I’ve probably missed someone, but it doesn’t matter.  Characters that don’t “fit” (Fergie, Junk, Chase, Alex, Chris) are pretty much discarded and even if they weren’t, I’m sure they’re whining about wanting a wife/husband and 2.3 kids.  I get that this is the norm, but aren’t there other ways of finding happiness?  What about with one’s career?  Oh that’s right, they tied up all those loose ends nicely too.  Mouth gets his dream sports announcer job, Millie and Skills host a morning show, Brooke gets another damn fashion line off the ground (and makes up with her parents who also make up with each other (aww how sweet!)), Julian finally finds success by turning Lucas’ book into a TV show…and so it goes.

Not that I want to see unhappy characters at the end, but it would be nice to see some realism, and to know that these characters still had bigger and better things to do and places to go.  But no, everyone’s life ends up quite literally perfect.  With a spouse.  And a kid.  Or two.
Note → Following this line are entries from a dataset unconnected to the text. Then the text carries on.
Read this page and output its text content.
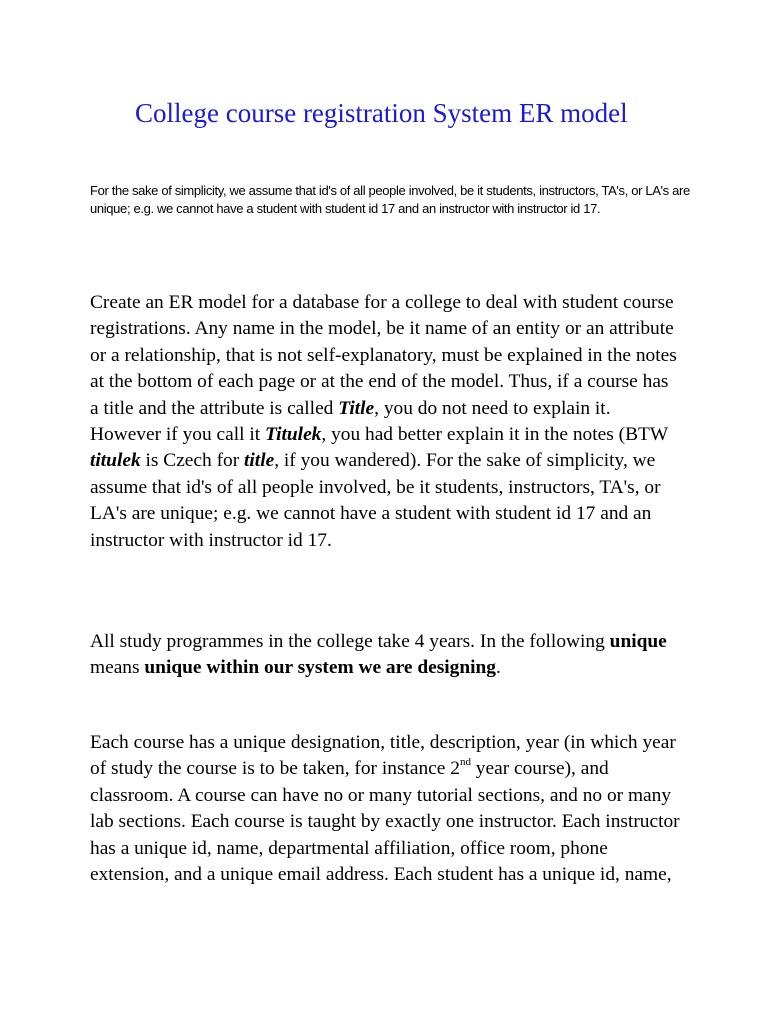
College course registration System ER model

For the sake of simplicity, we assume that id's of all people involved, be it students, instructors, TA's, or LA's are unique; e.g. we cannot have a student with student id 17 and an instructor with instructor id 17.

Create an ER model for a database for a college to deal with student course registrations. Any name in the model, be it name of an entity or an attribute or a relationship, that is not self-explanatory, must be explained in the notes at the bottom of each page or at the end of the model. Thus, if a course has a title and the attribute is called Title, you do not need to explain it. However if you call it Titulek, you had better explain it in the notes (BTW titulek is Czech for title, if you wandered). For the sake of simplicity, we assume that id's of all people involved, be it students, instructors, TA's, or LA's are unique; e.g. we cannot have a student with student id 17 and an instructor with instructor id 17.

All study programmes in the college take 4 years. In the following unique means unique within our system we are designing.

Each course has a unique designation, title, description, year (in which year of study the course is to be taken, for instance 2nd year course), and classroom. A course can have no or many tutorial sections, and no or many lab sections. Each course is taught by exactly one instructor. Each instructor has a unique id, name, departmental affiliation, office room, phone extension, and a unique email address. Each student has a unique id, name,
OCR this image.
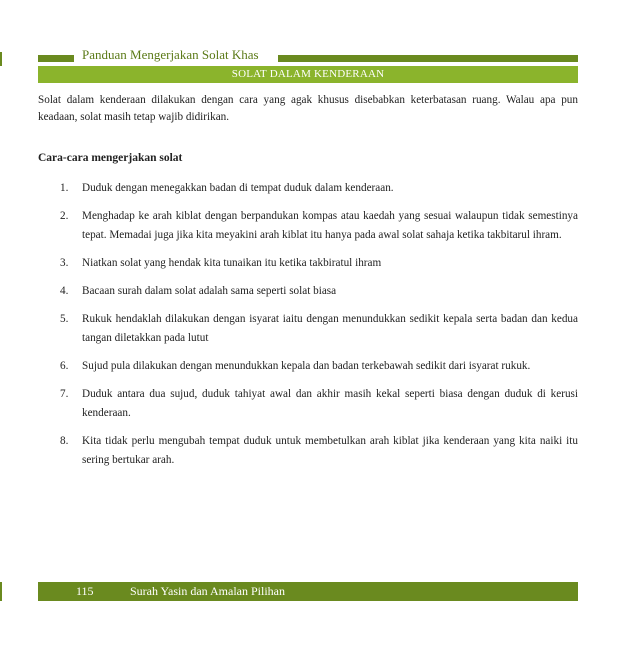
Panduan Mengerjakan Solat Khas
SOLAT DALAM KENDERAAN
Solat dalam kenderaan dilakukan dengan cara yang agak khusus disebabkan keterbatasan ruang. Walau apa pun keadaan, solat masih tetap wajib didirikan.
Cara-cara mengerjakan solat
1. Duduk dengan menegakkan badan di tempat duduk dalam kenderaan.
2. Menghadap ke arah kiblat dengan berpandukan kompas atau kaedah yang sesuai walaupun tidak semestinya tepat. Memadai juga jika kita meyakini arah kiblat itu hanya pada awal solat sahaja ketika takbitarul ihram.
3. Niatkan solat yang hendak kita tunaikan itu ketika takbiratul ihram
4. Bacaan surah dalam solat adalah sama seperti solat biasa
5. Rukuk hendaklah dilakukan dengan isyarat iaitu dengan menundukkan sedikit kepala serta badan dan kedua tangan diletakkan pada lutut
6. Sujud pula dilakukan dengan menundukkan kepala dan badan terkebawah sedikit dari isyarat rukuk.
7. Duduk antara dua sujud, duduk tahiyat awal dan akhir masih kekal seperti biasa dengan duduk di kerusi kenderaan.
8. Kita tidak perlu mengubah tempat duduk untuk membetulkan arah kiblat jika kenderaan yang kita naiki itu sering bertukar arah.
115	Surah Yasin dan Amalan Pilihan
There is only one One Tree Hill…

Well, that’s it for me and One Tree Hill.  Lots of times people like to ask, “well if you hated it so much, why did you keep watching it!?”  I don’t know if I have a good answer for that.  I suppose my best retort would be that I didn’t hate it that bad.  And besides, when you’ve been watching something for a wile, I think it’s only natural to want to follow it to the end, even if the ride isn’t as fun as we’d like it to be.

One Tree Hill

OMGsofuckinghappyTHEND!

The truth is that those first four years were pretty good.  No, it’s not something I’m generally into, and no, I probably wouldn’t have watched it on my own, and no, I don’t plan on chasing down similar shows like The O.C. or Dawson’s Creek.  But for what it was – melodrama and escapism – it did its job pretty well.  I’ll never understood what viewers saw in the later seasons, but it must’ve been something good, because that same audience kept the show on more than twice as long.